The former French finance minister said today on ABC’s “This Week with Christiane Amanpour” that the IMF is “concerned” and “very much hoping” American lawmakers will compromise on raising the debt limit before an Aug. 2 deadline. She said she expects an agreement, adding that she can’t “imagine for a second” that the U.S. would default.
A default “would be a real shock” to the world’s largest economy, said Lagarde, who took her post July 5. It would cause interest rates to jump, “stock markets taking a huge hit, and real nasty consequences, not just for the United States, but for the entire global economy, because the U.S. is such a big player and matters so much for other countries,”

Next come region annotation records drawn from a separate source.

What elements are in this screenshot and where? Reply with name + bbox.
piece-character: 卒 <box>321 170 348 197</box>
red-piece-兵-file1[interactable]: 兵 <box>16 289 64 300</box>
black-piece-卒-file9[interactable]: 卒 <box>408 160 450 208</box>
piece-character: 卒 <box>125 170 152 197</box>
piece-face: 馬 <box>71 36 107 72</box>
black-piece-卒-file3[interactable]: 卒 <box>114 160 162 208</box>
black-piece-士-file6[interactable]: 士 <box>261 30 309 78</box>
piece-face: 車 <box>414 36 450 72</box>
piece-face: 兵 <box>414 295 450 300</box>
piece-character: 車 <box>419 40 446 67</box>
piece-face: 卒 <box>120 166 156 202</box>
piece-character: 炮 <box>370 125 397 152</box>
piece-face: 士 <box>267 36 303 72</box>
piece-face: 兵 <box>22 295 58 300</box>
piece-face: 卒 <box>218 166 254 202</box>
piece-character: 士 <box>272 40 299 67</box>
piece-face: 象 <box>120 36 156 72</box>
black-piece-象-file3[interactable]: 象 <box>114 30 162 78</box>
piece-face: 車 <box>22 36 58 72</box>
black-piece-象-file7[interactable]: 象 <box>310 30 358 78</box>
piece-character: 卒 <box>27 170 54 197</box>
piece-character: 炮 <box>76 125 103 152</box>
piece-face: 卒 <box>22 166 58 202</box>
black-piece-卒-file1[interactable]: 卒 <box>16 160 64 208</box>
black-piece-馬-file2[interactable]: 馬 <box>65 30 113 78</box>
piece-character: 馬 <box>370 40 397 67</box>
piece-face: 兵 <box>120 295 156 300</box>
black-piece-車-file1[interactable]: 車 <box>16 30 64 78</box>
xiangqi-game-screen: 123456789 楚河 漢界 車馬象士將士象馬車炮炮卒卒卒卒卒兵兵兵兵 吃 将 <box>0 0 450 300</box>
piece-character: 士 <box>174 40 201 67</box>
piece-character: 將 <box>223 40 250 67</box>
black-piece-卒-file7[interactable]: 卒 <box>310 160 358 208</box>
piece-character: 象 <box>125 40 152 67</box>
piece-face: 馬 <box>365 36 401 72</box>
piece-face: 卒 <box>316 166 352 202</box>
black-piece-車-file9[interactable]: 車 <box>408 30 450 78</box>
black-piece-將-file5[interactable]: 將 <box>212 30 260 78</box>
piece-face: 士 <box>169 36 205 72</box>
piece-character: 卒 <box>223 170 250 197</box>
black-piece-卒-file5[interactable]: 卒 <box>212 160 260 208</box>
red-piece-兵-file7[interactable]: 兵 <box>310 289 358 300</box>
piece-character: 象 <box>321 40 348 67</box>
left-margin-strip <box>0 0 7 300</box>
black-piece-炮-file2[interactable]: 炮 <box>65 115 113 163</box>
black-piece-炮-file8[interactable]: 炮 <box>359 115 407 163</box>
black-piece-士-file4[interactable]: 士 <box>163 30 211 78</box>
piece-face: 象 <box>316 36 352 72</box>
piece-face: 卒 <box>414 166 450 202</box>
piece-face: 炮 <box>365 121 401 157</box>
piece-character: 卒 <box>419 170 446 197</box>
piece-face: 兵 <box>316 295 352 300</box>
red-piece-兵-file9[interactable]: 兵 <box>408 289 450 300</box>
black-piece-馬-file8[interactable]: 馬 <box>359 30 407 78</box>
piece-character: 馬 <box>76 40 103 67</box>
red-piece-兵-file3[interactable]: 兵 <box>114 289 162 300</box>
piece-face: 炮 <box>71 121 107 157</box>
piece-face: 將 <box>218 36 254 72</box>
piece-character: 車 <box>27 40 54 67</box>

President Barack Obama is meeting with congressional leaders today to break a partisan impasse over reducing the budget deficit and increasing the government’s $14.3 trillion debt limit. The Treasury Department has said the ceiling must be raised before Aug. 2 to avoid a default.
Asked about the “wounds” at the Washington-based IMF after the arrest and resignation of former chief Dominique Strauss-Kahn, Lagarde described employees’ feelings as “a very strange chemistry of frustration, irritation, sometimes anger, sometimes very deep sadness as well.”
Strauss-Kahn, who faces charges including attempted rape, has pleaded not guilty. Manhattan District Attorney Cyrus Vance Jr. still has to decide whether to drop the prosecution on concern about the credibility of the hotel maid who accused Strauss-Kahn.
Lagarde, 55, was asked to abide by the highest ethical principles and will undergo IMF training next week, she said.
She shared her own rule when it comes to ethics: “I always think to myself: ‘Would my mother approve of that?’ And if she did not, then there’s something wrong.”